Non si mangia solo per fame e non si legge soltanto per dovere; cibo e letteratura rappresentano lo specchio di un’epoca sono mediatori delle dinamiche sociali culturali ed economiche di ogni tempo. Dai banchetti simposiali dei testi greci al pane e vino della tradizione eucaristica dai ricettari medievali alle opere contemporanee l’unione delle due arti diventa memoria storica e piacere tramandato.

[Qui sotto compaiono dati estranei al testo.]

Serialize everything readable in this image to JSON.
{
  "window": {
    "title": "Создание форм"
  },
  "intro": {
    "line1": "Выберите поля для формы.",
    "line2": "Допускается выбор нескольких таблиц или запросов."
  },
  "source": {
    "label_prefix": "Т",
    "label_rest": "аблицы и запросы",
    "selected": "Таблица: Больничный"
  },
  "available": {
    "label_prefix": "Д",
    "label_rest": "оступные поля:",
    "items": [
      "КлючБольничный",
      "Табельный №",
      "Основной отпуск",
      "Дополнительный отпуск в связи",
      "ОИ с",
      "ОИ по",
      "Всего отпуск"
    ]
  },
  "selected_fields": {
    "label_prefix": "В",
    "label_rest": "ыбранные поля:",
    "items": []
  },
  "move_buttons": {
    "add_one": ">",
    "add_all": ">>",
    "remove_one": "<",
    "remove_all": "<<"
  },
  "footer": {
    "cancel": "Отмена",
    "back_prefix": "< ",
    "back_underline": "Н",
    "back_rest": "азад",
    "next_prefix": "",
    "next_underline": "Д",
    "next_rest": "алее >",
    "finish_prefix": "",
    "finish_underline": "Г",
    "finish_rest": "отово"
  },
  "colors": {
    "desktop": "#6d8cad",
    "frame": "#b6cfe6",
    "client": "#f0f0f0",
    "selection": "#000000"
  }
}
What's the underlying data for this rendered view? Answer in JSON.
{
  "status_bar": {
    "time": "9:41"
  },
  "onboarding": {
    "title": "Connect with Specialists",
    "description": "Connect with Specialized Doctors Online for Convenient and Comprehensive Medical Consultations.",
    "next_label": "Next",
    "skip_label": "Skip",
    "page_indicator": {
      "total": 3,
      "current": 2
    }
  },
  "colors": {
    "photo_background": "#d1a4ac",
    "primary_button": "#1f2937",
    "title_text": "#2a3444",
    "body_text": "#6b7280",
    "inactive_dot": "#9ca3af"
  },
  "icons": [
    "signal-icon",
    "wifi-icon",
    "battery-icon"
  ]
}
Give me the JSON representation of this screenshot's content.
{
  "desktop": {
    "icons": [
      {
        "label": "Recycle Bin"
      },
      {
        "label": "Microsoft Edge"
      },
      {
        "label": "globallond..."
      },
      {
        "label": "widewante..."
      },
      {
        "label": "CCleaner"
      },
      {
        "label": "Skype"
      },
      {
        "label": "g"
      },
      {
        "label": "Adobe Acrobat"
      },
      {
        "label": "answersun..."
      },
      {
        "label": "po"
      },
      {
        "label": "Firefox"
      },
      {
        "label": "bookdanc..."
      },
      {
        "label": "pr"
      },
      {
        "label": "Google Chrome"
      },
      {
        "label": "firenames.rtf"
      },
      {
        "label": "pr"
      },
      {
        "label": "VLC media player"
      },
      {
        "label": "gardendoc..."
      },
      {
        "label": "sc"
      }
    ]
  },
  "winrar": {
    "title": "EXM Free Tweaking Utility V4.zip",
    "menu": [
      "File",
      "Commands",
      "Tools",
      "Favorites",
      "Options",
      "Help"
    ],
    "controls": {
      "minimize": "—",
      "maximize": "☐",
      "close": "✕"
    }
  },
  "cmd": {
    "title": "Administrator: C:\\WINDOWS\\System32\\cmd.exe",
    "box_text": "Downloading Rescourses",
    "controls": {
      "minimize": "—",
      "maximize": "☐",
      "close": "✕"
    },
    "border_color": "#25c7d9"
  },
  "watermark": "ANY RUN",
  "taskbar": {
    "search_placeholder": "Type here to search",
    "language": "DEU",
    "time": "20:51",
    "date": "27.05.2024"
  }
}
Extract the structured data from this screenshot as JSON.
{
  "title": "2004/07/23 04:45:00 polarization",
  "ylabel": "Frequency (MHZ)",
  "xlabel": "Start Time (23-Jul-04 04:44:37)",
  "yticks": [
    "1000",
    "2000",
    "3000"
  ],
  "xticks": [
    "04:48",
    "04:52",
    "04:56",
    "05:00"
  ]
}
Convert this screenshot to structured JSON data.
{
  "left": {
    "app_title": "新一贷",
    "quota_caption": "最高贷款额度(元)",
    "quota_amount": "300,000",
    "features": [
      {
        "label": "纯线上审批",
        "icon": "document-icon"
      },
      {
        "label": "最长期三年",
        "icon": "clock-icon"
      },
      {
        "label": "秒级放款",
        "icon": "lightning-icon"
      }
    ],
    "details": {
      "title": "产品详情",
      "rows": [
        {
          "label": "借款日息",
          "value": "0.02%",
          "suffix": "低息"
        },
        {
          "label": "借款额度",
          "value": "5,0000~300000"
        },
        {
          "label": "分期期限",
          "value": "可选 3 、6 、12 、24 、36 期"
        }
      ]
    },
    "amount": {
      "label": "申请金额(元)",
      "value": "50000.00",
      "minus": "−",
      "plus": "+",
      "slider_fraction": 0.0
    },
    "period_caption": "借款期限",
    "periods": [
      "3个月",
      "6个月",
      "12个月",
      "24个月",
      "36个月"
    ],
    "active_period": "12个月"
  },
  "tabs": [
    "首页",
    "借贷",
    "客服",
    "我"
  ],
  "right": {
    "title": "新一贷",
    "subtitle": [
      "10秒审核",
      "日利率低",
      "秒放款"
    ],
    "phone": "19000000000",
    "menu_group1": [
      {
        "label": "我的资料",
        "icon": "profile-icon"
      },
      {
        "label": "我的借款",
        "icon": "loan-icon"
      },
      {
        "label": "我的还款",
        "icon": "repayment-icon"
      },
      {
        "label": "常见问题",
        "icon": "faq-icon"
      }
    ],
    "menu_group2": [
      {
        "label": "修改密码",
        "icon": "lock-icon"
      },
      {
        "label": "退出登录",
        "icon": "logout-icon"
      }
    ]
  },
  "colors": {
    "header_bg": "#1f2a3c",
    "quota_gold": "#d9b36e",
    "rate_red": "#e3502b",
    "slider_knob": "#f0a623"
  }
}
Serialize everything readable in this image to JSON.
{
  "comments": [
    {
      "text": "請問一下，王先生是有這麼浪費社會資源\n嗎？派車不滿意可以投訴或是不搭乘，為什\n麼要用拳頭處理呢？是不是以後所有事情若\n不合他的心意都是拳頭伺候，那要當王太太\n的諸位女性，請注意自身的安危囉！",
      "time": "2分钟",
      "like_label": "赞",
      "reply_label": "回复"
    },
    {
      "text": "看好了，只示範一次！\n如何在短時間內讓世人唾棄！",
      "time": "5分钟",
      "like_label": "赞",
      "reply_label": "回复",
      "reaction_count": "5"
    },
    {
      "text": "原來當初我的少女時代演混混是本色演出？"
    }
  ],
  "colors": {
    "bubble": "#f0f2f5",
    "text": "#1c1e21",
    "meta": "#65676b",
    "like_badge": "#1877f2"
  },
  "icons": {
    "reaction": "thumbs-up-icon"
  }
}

Sarebbe bello perdersi nei sentieri dove intelletto e palato si incontrano anche solo per protrarre le ore liete che tale discutere procura. Tuttavia portando l’attenzione all’Irlanda ed in particolare all’Ulisse di Joyce pubblicato per la prima volta a Parigi nel 1922 vien da sé ricordare Dublino attraverso gli occhi e l’appetito di Leopold Bloom. Un uomo comune privo di particolari qualità che all’alba del 16 giugno 1904 un giovedì si aggirava per le strade di Dublino accompagnato dall’insistente richiamo del cibo.

“Mr Leopold Bloom mangiava con gusto le interiora di animali e di volatili. Gli piaceva la stessa minestra di rigaglie gozzi piccanti un cuore ripieno arrosto fette di fegato impanate e fritte uova di merluzzo fritte. Più di tutto gli piacevano i rognoni di castrato alla griglia che gli lasciavano nel palato un fine gusto d’urina leggermente aromatica”.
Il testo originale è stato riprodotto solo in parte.